Leaves are best eaten young before they grow their prickly hairs. Older leaves may be sauteed and used as a spinach substitute. The flowers may be eaten fresh or candied for a floral treat.”
Here are some other recipes from past year’s blogs to help you use this week’s veggies:
At our house the hot peppers go quickly, but don’t worry if you’re slower to use them. Most hot peppers are thin skinned and will dry if you hang them on a string. You can also pickle them in the fridge in a 50/50 water and vinegar mix with salt and other spices added to taste.
So now a little update on the season. We know some of the shares the past few weeks have been a little light, and don’t meet our usual standards for variety- we usually strive for 7 different items plus an herb, giving you 3 types of tomatoes like last week is not our favorite.
If you read our FAQ and Member Handbook (which of course you all did!) you know that rolling with the ups and downs of the season is part of the contract we make with our CSA members, but we also work really hard to be sure if we have a couple of lame weeks that we’ll make up for it later. Plus we like to let you know what is going on that is contributing to some tough weeks.
So weather- people often ask me if the weather this year is “weird”. In a world of climate change I think we can expect the answer to that to always be yes.
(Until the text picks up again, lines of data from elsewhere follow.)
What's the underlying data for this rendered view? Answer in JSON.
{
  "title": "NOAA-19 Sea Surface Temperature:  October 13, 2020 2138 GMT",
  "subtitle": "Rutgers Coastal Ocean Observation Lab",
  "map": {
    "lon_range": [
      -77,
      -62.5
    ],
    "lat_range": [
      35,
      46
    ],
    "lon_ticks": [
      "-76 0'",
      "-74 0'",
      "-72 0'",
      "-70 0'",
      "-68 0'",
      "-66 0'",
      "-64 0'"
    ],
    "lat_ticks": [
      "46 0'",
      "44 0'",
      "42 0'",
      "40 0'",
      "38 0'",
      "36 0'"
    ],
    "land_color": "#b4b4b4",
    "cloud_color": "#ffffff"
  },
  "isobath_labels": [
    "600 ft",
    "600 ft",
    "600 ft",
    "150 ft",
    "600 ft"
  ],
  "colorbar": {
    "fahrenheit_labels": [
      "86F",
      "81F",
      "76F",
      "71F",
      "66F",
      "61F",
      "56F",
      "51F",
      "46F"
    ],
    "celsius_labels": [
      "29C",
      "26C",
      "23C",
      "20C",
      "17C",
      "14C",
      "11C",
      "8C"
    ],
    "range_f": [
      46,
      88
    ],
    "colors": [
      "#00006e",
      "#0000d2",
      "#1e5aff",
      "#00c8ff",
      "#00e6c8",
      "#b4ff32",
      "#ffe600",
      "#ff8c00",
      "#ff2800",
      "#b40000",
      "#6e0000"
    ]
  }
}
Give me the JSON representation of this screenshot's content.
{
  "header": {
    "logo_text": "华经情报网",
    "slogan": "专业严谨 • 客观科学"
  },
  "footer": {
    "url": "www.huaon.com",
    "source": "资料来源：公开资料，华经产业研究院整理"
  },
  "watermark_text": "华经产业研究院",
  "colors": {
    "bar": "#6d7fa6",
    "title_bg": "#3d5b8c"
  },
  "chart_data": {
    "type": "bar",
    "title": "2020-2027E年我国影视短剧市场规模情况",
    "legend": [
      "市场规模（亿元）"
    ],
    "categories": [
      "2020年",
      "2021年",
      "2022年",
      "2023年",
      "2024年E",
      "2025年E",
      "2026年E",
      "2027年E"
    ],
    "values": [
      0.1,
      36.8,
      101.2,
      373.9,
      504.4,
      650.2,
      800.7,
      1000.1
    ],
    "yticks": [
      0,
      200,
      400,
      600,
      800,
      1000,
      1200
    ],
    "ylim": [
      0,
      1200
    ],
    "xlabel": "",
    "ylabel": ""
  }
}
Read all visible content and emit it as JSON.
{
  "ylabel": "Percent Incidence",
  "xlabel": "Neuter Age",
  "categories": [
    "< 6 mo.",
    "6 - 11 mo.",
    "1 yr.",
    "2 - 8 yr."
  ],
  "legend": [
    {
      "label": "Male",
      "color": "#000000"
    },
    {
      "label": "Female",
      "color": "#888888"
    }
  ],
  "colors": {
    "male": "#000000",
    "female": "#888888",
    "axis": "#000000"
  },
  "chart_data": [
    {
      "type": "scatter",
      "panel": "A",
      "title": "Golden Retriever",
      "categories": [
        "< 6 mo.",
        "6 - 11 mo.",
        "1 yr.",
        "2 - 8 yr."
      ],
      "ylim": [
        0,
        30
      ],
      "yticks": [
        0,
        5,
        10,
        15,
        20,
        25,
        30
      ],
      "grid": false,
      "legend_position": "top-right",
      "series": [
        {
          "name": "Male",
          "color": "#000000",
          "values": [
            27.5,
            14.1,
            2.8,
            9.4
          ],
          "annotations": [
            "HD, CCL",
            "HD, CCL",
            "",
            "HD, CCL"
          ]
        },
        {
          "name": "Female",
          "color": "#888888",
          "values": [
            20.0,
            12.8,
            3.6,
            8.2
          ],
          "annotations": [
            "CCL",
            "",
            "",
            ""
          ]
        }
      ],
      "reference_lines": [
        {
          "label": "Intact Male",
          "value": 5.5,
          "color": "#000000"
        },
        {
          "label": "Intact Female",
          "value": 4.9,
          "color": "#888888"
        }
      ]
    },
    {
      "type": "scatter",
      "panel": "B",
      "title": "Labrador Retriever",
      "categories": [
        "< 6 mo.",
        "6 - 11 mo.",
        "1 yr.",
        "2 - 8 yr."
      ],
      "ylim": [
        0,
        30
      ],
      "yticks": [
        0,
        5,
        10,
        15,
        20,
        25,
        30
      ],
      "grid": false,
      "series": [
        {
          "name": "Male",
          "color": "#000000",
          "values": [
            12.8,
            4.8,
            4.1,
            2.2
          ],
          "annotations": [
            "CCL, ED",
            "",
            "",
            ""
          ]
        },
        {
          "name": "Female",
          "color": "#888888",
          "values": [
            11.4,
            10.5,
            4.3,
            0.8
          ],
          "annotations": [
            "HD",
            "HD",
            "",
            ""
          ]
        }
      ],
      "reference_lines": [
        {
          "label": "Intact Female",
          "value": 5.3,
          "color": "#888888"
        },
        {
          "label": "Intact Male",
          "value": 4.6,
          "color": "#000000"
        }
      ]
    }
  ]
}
This year started with lots of rain and early insect pressure (flea beetles nearly killed off my eggplant crop about a day after I planted it). In some ways the rain was great, but it delayed some spring planting. While that early spring delay didn’t necessarily impact the CSA much at first, it did mean that the crops that followed- which would have been coming ripe in early August- were also delayed and sometimes didn’t get in. For example at my place, Fields of Plenty, that means I am only growing one row of beans instead of three, and didn’t get in a fall crop of cabbage. On the plus side, I am making up for that with extra fall crops like lettuce, turnips, and radishes.
We also had a very dry first half of August (the rain last night and today was divine). This slowed down the growth of some of our hearty greens like chard, kale, and collards. While we have still been getting those into the CSA, some of our bunches have been smaller than we’d like. Now that things are cooling off and getting wetter these crops should be booming in no time.
Weeds are another thing that LOVED our wet beginning to the summer. Weeds are always an issue, and any little disruption in the schedule can give them the time and space to get totally out of control. Along with pest pressure this inspired our main salad green grower to just plow everything under and start over for the fall. Sometimes that is the best course of action and we look forward to offering more Wild Earth greens later in the season.
I mentioned above that the spring brought a lot of pest pressure and that my eggplant ALMOST was killed off by flea beetles. Luckily it wasn’t and while we are way behind schedule, we should be able to get at least a little eggplant into September CSA.
Finally, we’ve got all sorts of other later summer/fall delights coming your way. Detroit Mushroom Factory shut down during the hottest part of the year, but we plan to get those into the CSA for at least one more round this fall. While we offered up some early, new potatoes already this summer there are more in the ground that will be coming to you this fall and in our Storage and November Bonus shares. We have lots of winter squash and pumpkins growing their slow vine-y way into fall and Storage shares as well.
Community Supported Agriculture really helps all of us growers out when it comes to making all of this work- by having the money up front we are able to roll over these bumps in the road and make sure we can power through the small disasters and still get a strong finish to the season. Thanks for hanging in there during the lighter weeks, we promise to weigh your shares down this fall.